PedroPower: Should I be excited about John Sever, who put up some incredible numbers this year, or do you think this is most likely a result of being more experienced than competition?

Anytime a pitcher strikes out 14 batters per nine innings in a significant sample at any level, as Sever did in his pro debut, you should take note. But keep in mind that this was in Bristol. Short-season statistics can often lead us astray, and it seemed to me, from my extremely limited time in Bristol, that the Appalachian League really is more like the GCL than the New York - Penn League.
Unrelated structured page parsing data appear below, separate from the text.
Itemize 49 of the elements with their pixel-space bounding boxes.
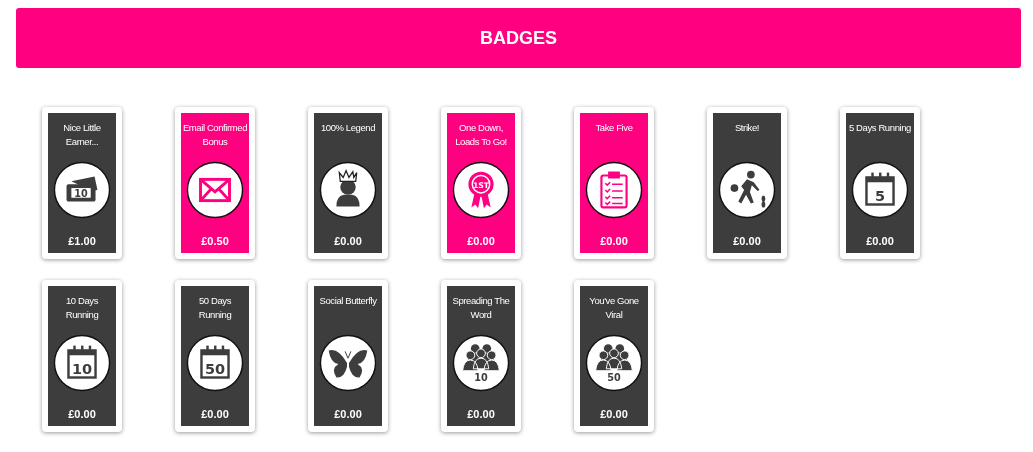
badge-amount: £0.00 <box>201 408 229 420</box>
butterfly-icon <box>319 334 377 392</box>
badge-card[interactable]: Spreading The Word 10 £0.00 <box>441 280 521 432</box>
badge-amount: £0.00 <box>334 408 362 420</box>
badge-amount: £0.00 <box>467 408 495 420</box>
badge-title: 5 Days Running <box>849 121 911 135</box>
badge-title: You've Gone Viral <box>588 294 640 322</box>
badge-card[interactable]: One Down, Loads To Go! 1ST £0.00 <box>441 107 521 259</box>
badge-amount: £0.00 <box>334 235 362 247</box>
badge-amount: £1.00 <box>68 235 96 247</box>
crowned-person-icon <box>319 161 377 219</box>
rosette-icon: 1ST <box>452 161 510 219</box>
badge-card[interactable]: Social Butterfly £0.00 <box>308 280 388 432</box>
checklist-clipboard-icon <box>585 161 643 219</box>
calendar-icon: 10 <box>53 334 111 392</box>
badge-title: Email Confirmed Bonus <box>182 121 248 149</box>
group-of-people-icon: 50 <box>585 334 643 392</box>
badge-title: 100% Legend <box>320 121 376 135</box>
badge-card[interactable]: Strike! £0.00 <box>707 107 787 259</box>
badge-amount: £0.00 <box>600 408 628 420</box>
badge-card[interactable]: Take Five £0.00 <box>574 107 654 259</box>
page-title: BADGES <box>480 27 557 49</box>
badge-card[interactable]: 5 Days Running 5 £0.00 <box>840 107 920 259</box>
badge-title: Social Butterfly <box>319 294 377 308</box>
badge-amount: £0.00 <box>68 408 96 420</box>
envelope-icon <box>186 161 244 219</box>
badge-title: Strike! <box>734 121 760 135</box>
badge-card[interactable]: 100% Legend £0.00 <box>308 107 388 259</box>
badge-amount: £0.00 <box>866 235 894 247</box>
badge-card[interactable]: 10 Days Running 10 £0.00 <box>42 280 122 432</box>
calendar-icon: 50 <box>186 334 244 392</box>
banknote-icon: 10 <box>53 161 111 219</box>
badge-title: Spreading The Word <box>451 294 511 322</box>
badge-title: 10 Days Running <box>64 294 100 322</box>
badge-amount: £0.00 <box>600 235 628 247</box>
calendar-icon: 5 <box>851 161 909 219</box>
badge-title: 50 Days Running <box>197 294 233 322</box>
badge-card[interactable]: You've Gone Viral 50 £0.00 <box>574 280 654 432</box>
group-of-people-icon: 10 <box>452 334 510 392</box>
badge-amount: £0.50 <box>201 235 229 247</box>
badge-card[interactable]: Nice Little Earner... 10 £1.00 <box>42 107 122 259</box>
badge-card[interactable]: Email Confirmed Bonus £0.50 <box>175 107 255 259</box>
badge-title: Nice Little Earner... <box>62 121 102 149</box>
badge-amount: £0.00 <box>733 235 761 247</box>
badge-amount: £0.00 <box>467 235 495 247</box>
badge-title: Take Five <box>595 121 633 135</box>
bowler-icon <box>718 161 776 219</box>
badge-card[interactable]: 50 Days Running 50 £0.00 <box>175 280 255 432</box>
badge-title: One Down, Loads To Go! <box>454 121 508 149</box>
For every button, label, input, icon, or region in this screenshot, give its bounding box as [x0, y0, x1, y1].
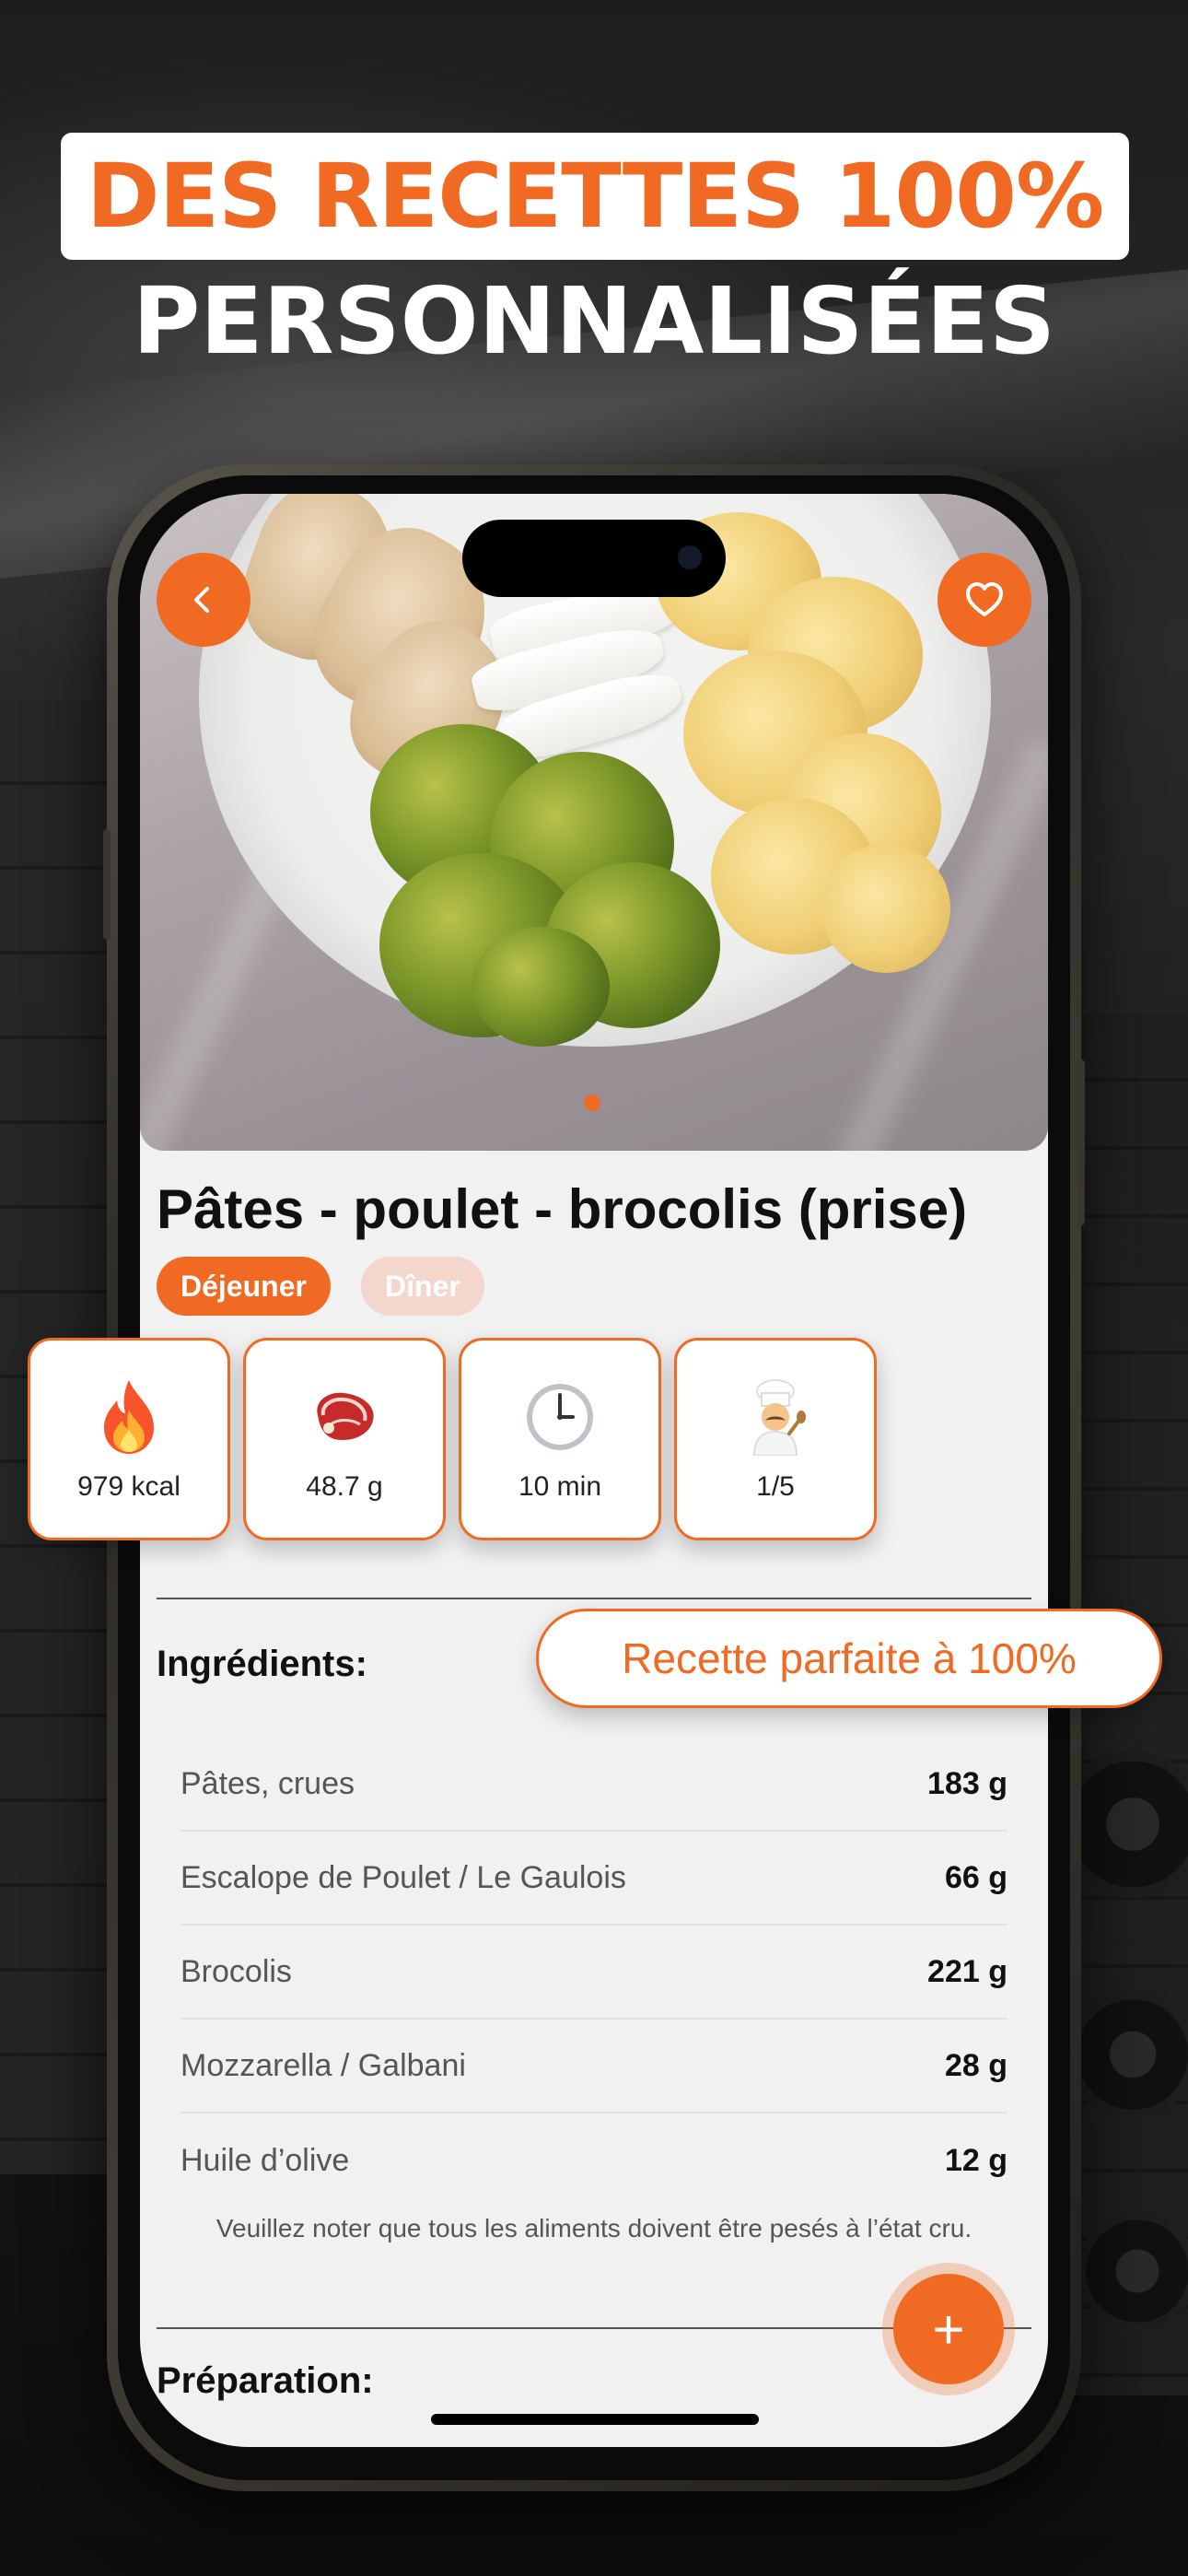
fire-icon — [97, 1376, 161, 1458]
ingredient-quantity: 66 g — [944, 1859, 1007, 1895]
add-button[interactable]: + — [893, 2274, 1004, 2384]
weighing-note: Veuillez noter que tous les aliments doi… — [215, 2214, 973, 2242]
carousel-page-dot[interactable] — [584, 1095, 600, 1111]
ingredient-name: Mozzarella / Galbani — [181, 2047, 466, 2083]
favorite-button[interactable] — [938, 553, 1031, 647]
headline-line-1: DES RECETTES 100% — [86, 145, 1104, 248]
back-button[interactable] — [157, 553, 250, 647]
background-weight-plate — [1077, 2211, 1188, 2331]
ingredient-name: Brocolis — [181, 1953, 292, 1989]
chef-icon — [741, 1376, 809, 1458]
stat-card-time: 10 min — [459, 1338, 661, 1540]
stat-calories-value: 979 kcal — [77, 1471, 181, 1502]
pasta-pile — [821, 844, 950, 973]
section-divider — [157, 1598, 1031, 1599]
headline-line-2: PERSONNALISÉES — [132, 267, 1055, 375]
stat-time-value: 10 min — [518, 1471, 602, 1502]
broccoli-floret — [472, 927, 610, 1047]
ingredient-quantity: 183 g — [927, 1765, 1007, 1801]
stat-card-calories: 979 kcal — [28, 1338, 230, 1540]
ingredient-quantity: 28 g — [944, 2047, 1007, 2083]
ingredient-row: Brocolis 221 g — [181, 1926, 1007, 2020]
preparation-title: Préparation: — [157, 2360, 374, 2401]
tag-diner[interactable]: Dîner — [361, 1257, 484, 1316]
ingredient-row: Mozzarella / Galbani 28 g — [181, 2020, 1007, 2113]
ingredient-row: Escalope de Poulet / Le Gaulois 66 g — [181, 1832, 1007, 1926]
stat-card-protein: 48.7 g — [243, 1338, 446, 1540]
headline-highlight-box: DES RECETTES 100% — [61, 133, 1129, 260]
stat-card-difficulty: 1/5 — [674, 1338, 877, 1540]
home-indicator — [431, 2414, 759, 2425]
stat-protein-value: 48.7 g — [306, 1471, 383, 1502]
clock-icon — [523, 1376, 597, 1458]
tag-dejeuner[interactable]: Déjeuner — [157, 1257, 331, 1316]
ingredient-row: Huile d’olive 12 g — [181, 2113, 1007, 2207]
chevron-left-icon — [194, 587, 209, 613]
stat-difficulty-value: 1/5 — [756, 1471, 795, 1502]
phone-side-button — [1077, 1060, 1085, 1225]
recipe-title: Pâtes - poulet - brocolis (prise) — [157, 1178, 968, 1240]
ingredient-quantity: 221 g — [927, 1953, 1007, 1989]
meat-icon — [310, 1376, 379, 1458]
ingredients-title: Ingrédients: — [157, 1644, 367, 1684]
dynamic-island — [462, 520, 726, 597]
ingredient-name: Escalope de Poulet / Le Gaulois — [181, 1859, 626, 1895]
ingredient-name: Pâtes, crues — [181, 1765, 355, 1801]
ingredient-quantity: 12 g — [944, 2142, 1007, 2178]
heart-icon — [966, 582, 1003, 616]
phone-side-button — [103, 829, 111, 940]
perfect-recipe-badge: Recette parfaite à 100% — [536, 1609, 1162, 1708]
ingredient-name: Huile d’olive — [181, 2142, 350, 2178]
background-weight-plate — [1068, 1990, 1188, 2119]
ingredient-row: Pâtes, crues 183 g — [181, 1738, 1007, 1832]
In the NYPL, which is one notch higher, the players are mostly recent college draftees who basically look like men, or at least guys who have had a couple years of experience in US professional leagues. In the Appy League, many players haven't grown into their bodies and haven't had as much professional instruction. The average age of NYPL hitters this year was 21.0; in the Appy League, it was 20.2. That doesn't sound like a huge difference, but it is. Here's what Bristol manager Edgar Varela said when I asked him about Sever in July:

He's a college kid, mature. He's got a good arm -- left-handed, good arm, good secondary pitches, and knows how to pitch. He learned how to pitch in college, it looks like.

From the context of the conversation, Varela seemed to be suggesting that college draftees, who usually arrive in the pros as baseball players, rather than just toolsy projects -- have a big edge in the lower minors. Let's see how Sever does in West Virginia next year.